Genome-wide Prediction, Display and Refinement of Binding Sites with Information Theory-based Models
Background: We present Delila-genome, a software system for identification, visualization and analysis of protein binding sites in complete genome sequences. Binding sites are predicted by scanning genomic sequences with information theory-based (or user-defined) weight matrices. Matrices are refined by adding experimentally-defined binding sites to published binding sites. Delila-Genome was used to examine the accuracy of individual information contents of binding sites detected with refined matrices as a measure of the strengths of the corresponding protein-nucleic acid interactions. The software can then be used to predict novel sites by rescanning the genome with the refined matrices.

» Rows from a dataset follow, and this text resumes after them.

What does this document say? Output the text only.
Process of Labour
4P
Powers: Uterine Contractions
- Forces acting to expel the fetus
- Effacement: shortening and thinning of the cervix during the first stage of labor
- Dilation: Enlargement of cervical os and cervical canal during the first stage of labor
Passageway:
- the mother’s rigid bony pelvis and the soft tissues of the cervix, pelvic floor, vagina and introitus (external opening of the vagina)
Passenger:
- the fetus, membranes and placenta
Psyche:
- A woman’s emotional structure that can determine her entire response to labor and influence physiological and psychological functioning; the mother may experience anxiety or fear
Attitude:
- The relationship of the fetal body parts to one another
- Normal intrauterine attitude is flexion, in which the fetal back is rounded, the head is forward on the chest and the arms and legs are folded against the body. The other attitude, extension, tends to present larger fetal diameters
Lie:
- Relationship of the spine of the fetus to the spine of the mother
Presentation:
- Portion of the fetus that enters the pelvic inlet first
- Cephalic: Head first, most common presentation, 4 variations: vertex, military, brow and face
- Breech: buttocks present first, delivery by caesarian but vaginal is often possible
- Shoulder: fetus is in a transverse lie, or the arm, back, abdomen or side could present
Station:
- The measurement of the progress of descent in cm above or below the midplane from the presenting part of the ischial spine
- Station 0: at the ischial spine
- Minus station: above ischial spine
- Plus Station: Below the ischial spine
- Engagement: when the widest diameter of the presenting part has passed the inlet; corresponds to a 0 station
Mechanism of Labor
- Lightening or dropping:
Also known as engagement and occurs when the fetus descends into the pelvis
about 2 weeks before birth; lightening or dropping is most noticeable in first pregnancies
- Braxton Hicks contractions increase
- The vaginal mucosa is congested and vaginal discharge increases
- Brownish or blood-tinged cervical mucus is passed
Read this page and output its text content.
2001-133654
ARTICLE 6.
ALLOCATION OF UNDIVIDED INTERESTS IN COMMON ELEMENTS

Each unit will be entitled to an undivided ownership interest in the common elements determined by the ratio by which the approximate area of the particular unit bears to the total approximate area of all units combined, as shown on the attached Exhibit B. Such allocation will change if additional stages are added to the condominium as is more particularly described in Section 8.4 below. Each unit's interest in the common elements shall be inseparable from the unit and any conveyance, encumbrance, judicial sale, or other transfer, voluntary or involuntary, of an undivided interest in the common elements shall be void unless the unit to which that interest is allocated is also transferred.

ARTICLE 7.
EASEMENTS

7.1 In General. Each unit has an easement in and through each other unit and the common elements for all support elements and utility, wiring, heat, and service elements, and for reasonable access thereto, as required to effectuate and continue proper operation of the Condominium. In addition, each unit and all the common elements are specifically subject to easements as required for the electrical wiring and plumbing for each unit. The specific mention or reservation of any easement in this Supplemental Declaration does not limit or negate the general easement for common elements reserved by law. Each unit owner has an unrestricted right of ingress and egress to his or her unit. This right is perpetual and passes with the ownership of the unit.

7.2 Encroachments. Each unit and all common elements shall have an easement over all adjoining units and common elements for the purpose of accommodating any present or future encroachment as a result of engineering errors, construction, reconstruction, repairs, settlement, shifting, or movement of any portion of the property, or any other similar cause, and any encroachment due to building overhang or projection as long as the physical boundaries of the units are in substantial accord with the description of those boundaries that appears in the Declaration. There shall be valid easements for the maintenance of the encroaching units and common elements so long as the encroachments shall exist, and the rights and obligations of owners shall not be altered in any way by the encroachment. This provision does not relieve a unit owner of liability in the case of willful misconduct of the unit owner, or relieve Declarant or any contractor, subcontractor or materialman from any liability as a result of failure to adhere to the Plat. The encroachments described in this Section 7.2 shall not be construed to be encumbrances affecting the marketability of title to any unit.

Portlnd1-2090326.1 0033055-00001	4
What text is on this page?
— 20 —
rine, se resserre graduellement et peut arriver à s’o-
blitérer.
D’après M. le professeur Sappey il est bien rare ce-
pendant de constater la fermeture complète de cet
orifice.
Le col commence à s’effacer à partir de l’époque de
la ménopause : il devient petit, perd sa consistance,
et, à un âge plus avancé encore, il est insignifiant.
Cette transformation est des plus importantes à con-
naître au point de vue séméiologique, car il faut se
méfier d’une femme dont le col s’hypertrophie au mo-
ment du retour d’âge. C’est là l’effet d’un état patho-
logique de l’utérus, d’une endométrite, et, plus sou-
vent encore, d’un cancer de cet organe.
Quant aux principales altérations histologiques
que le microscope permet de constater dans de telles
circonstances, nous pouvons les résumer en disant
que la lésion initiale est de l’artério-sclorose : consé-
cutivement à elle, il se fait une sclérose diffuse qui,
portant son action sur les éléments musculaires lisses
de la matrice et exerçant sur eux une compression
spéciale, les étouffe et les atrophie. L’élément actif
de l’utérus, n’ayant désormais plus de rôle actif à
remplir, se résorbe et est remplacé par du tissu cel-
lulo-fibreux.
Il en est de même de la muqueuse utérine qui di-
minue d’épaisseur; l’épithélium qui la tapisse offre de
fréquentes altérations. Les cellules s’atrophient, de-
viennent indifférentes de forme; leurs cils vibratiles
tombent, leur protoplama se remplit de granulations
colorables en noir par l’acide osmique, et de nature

Results: Parameters for genome scans are entered using a Java-based GUI interface and backend scripts in Perl. Multi-processor CPU load-sharing minimized the average response time for scans of different chromosomes. Scans of human genome assemblies required 4–6 hours for transcription factor binding sites and 10–19 hours for splice sites, respectively, on 24- and 3-node Mosix and Beowulf clusters. Individual binding sites are displayed either as high-resolution sequence walkers or in low-resolution custom tracks in the UCSC genome browser. For large datasets, we applied a data reduction strategy that limited displays of binding sites exceeding a threshold information content to specific chromosomal regions within or adjacent to genes. An HTML document is produced listing binding sites ranked by binding site strength or chromosomal location hyperlinked to the UCSC custom track, other annotation databases and binding site sequences. Post-genome scan tools parse binding site annotations of selected chromosome intervals and compare the results of genome scans using different weight matrices. Comparisons of multiple genome scans can display binding sites that are unique to each scan and identify sites with significantly altered binding strengths.
Conclusions: Delila-Genome was used to scan the human genome sequence with information weight matrices of transcription factor binding sites, including PXR/RXRα, AHR and NF-κB p50/p65, and matrices for RNA binding sites including splice donor, acceptor, and SC35 recognition sites. Comparisons of genome scans with the original and refined PXR/RXRα information weight matrices indicate that the refined model more accurately predicts the strengths of known binding sites and is more sensitive for detection of novel binding sites.